Chapter 10 leaves trouble-shooting behind, and introduces math under REXX. REXX is particularly flexible in math, and you can have any precision you desire. Precision and rounding are explained, and how to display numbers.

Just a quick note here: many of the preceding chapters were very short, and although every new topic is accompanied by an example, it would be nice to see some more elaborate examples from time to time. This would enable the novice programmer to get a better feel for what the various constructs and instructions are used for in the real world, and not just the typical half-page programs used more or less through-out the book.

Chapter 11 is dedicated to the SELECT structure, and again, this chapter is relatively short, although four examples were used to demonstrate the use. This all just goes to show that this book is for novice programmers, but doesn't teach programming, only REXX.

Executing OS/2 commands is the topic of chapter 12, and REXX's built-in functions are in chapter 13. Passing parameters is explained in more detail, and how to do this with OS/2 commands is explained. A good-sized list of available REXX functions is given. The list is well organized into categories to help dissipate the unavoidable confusion when confronted with a slew of new functions in one go.
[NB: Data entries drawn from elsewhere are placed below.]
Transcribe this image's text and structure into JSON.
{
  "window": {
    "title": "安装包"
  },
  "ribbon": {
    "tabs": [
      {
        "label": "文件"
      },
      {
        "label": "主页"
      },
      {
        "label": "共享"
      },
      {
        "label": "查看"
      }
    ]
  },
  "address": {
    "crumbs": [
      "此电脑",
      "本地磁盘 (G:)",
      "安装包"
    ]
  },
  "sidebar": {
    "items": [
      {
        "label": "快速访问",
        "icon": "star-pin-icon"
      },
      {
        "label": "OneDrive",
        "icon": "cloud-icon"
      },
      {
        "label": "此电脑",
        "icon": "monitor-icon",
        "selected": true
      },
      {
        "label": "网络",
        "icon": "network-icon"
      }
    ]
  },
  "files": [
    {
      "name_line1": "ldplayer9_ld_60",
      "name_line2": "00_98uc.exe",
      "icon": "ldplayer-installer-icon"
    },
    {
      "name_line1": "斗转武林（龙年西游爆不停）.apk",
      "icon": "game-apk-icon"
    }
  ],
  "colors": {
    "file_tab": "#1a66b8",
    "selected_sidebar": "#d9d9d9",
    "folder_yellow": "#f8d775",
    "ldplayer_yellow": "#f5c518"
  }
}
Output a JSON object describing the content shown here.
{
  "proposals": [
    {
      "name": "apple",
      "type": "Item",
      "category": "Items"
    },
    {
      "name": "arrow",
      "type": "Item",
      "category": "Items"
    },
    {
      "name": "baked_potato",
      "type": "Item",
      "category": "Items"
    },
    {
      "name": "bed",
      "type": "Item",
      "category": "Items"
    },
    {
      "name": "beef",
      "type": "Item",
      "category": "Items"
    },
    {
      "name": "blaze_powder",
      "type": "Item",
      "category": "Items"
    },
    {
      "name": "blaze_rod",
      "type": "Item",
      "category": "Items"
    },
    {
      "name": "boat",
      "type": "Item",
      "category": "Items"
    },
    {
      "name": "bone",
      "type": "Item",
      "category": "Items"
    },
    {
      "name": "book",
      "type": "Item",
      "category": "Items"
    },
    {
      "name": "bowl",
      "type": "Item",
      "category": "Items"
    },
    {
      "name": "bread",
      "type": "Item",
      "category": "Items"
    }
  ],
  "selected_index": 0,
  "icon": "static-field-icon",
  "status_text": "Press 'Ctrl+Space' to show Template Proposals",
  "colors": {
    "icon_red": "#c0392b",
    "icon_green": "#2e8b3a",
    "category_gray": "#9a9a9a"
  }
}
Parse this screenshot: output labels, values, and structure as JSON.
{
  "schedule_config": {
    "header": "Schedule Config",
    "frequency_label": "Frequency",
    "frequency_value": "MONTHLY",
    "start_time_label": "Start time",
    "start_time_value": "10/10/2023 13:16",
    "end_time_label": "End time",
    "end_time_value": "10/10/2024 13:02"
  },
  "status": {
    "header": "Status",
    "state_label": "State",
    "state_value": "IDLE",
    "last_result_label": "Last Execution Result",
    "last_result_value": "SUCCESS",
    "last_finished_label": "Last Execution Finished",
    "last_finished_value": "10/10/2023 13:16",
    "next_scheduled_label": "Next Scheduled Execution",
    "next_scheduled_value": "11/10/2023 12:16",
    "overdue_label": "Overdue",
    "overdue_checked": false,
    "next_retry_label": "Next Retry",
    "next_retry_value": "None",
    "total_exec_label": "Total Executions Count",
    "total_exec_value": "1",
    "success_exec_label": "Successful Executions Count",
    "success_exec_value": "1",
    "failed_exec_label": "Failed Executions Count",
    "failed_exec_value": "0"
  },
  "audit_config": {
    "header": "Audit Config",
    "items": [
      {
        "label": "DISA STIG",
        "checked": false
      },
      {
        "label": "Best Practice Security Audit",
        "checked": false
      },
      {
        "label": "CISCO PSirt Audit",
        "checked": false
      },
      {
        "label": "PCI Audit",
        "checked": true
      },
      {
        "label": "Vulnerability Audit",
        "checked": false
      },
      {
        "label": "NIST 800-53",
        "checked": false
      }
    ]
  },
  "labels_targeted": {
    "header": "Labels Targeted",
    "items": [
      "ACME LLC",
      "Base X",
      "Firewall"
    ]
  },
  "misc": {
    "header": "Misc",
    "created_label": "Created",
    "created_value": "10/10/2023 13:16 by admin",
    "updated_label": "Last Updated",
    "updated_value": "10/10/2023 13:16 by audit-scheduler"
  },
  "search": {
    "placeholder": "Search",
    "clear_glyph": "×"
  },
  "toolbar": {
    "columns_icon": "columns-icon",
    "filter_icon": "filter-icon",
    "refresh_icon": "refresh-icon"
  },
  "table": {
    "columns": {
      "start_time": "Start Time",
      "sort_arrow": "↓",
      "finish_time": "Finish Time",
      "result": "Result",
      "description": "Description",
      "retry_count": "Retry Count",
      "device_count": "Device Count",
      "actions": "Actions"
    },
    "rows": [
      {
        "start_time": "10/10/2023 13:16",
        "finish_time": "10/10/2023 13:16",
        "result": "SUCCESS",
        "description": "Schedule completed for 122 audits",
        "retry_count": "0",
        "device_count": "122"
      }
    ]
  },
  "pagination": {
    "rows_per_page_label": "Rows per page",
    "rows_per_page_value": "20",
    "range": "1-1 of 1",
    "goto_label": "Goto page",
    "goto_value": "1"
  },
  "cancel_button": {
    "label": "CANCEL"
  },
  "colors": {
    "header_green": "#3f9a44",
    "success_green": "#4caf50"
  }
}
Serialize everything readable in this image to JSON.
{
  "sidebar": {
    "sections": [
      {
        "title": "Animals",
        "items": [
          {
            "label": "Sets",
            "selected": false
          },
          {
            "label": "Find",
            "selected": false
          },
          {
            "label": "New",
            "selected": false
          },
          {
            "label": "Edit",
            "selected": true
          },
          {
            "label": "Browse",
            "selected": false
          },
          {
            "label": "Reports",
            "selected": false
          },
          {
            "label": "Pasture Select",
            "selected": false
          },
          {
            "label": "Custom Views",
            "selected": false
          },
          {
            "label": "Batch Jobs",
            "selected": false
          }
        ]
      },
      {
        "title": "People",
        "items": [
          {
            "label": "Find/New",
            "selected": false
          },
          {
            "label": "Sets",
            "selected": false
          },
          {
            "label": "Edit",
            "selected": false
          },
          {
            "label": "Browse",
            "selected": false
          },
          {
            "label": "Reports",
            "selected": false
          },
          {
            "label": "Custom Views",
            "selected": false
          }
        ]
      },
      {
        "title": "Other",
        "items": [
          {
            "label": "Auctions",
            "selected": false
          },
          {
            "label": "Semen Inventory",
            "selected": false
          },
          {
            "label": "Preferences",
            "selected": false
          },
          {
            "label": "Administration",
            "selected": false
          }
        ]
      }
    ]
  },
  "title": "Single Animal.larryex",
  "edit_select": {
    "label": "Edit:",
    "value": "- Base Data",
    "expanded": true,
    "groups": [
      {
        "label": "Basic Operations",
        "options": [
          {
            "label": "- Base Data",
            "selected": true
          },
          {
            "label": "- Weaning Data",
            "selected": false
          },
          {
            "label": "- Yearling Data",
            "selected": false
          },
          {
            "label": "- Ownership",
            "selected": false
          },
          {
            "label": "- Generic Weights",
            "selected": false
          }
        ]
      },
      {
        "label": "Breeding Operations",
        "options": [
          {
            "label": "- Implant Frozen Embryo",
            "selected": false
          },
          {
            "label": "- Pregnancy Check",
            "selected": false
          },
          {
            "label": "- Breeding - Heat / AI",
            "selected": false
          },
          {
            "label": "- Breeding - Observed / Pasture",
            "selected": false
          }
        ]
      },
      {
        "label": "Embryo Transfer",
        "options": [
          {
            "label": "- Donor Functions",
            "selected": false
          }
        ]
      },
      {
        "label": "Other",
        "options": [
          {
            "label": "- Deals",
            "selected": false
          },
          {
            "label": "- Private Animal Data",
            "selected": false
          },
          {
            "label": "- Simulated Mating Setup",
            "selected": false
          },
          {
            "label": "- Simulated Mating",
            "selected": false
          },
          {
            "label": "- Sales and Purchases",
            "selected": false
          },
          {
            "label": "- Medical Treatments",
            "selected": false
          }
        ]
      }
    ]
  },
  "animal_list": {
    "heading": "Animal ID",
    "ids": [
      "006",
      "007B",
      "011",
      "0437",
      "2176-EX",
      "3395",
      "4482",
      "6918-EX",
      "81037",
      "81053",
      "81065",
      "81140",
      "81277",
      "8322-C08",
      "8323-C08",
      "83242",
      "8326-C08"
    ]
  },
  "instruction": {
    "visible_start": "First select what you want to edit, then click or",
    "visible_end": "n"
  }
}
Many of these functions will have to be tried, or looked up in the on-line reference before the meaning becomes clear, but after the list, the more important ones are explained in more detail. The logical follow-up to chapter 13 is given in chapter 14, User-written Functions/Subroutines. This chapter shows how to use the RESULT variable, parameter passing and parsing, the RETURN keyword, labels, how to avoid sharing variables, and then compares internal and external REXX functions. Some pointers are given on style too, something which the book in general only shows through the snippets.

Chapter 15 shows the many types of loops available in REXX, and tries to explain where to use the different kinds. This is explained mainly through showing the constraints of each kind, and the higher level theory of the use of the different kinds is skipped over. Again, style and actual programming isn't really taught that much here, only REXX. From time to time there is a little something, but not much.

Chapter 16 surprised me a bit. Queueing is not a basic concept, yet Gargiulo teaches it with the same thoroughness that he teaches the simpler concepts. Simple process-to-process communication is explained, but not the need for it. The novice must be scratching his or her head at this point, saying "ok, but why?". The answer: look elsewhere for a why, this is a REXX how-to.

Compund variables are treated rather late in chapter 17, but the possible real-world use is skipped again.

File input and output is introduced in chapter 18, including reading from and writing to COM ports, the keyboard, printers, and the STD file streams, STDIN, STDOUT, and STDERR.

Chapter 19 demonstrates the INTERPRET instruction in three pages (now you know why many of the preceding paragraphs don't seem to say much more than the title of the chapters).

Finally, the book is wrapped up in chapter 20 by explaining how to convert from batch files to REXX programs, and when this is desirable.


This book is very slow-moving, and is not aimed at anyone reasonably familiar with any modern programming language. It is very tutorial in nature, and introduces only the most basic concepts most of the time. The various looping constructs and so on are all explained as if you have never seen them before in any language. The verbal language used by Gargiulo is also very tutorial, as opposed to informational. This leaves me wondering why he skipped the high-level explanations of programming. Usually, introductory books aim to teach programming, and then choose a language to do it. It almost seems as if this book aims only to teach REXX, and not programming. I cannot imagine what kind of person would know how to program, but not be familiar with any actual language? In any case, the book teaches REXX very thoroughly, and it does hand-hold you through some slightly intermediate concepts. I have no problem recommending this book to bright would-be programmers, but I might hesitate a little before recommending it to someone whose computer knowledge is a little more sparse.

I give it a B.

Mastering OS/2 REXX, Gargiulo

  • Wiley-QED. ISBN 0-471-51901-4, $US40, $50CAN, UK18.99.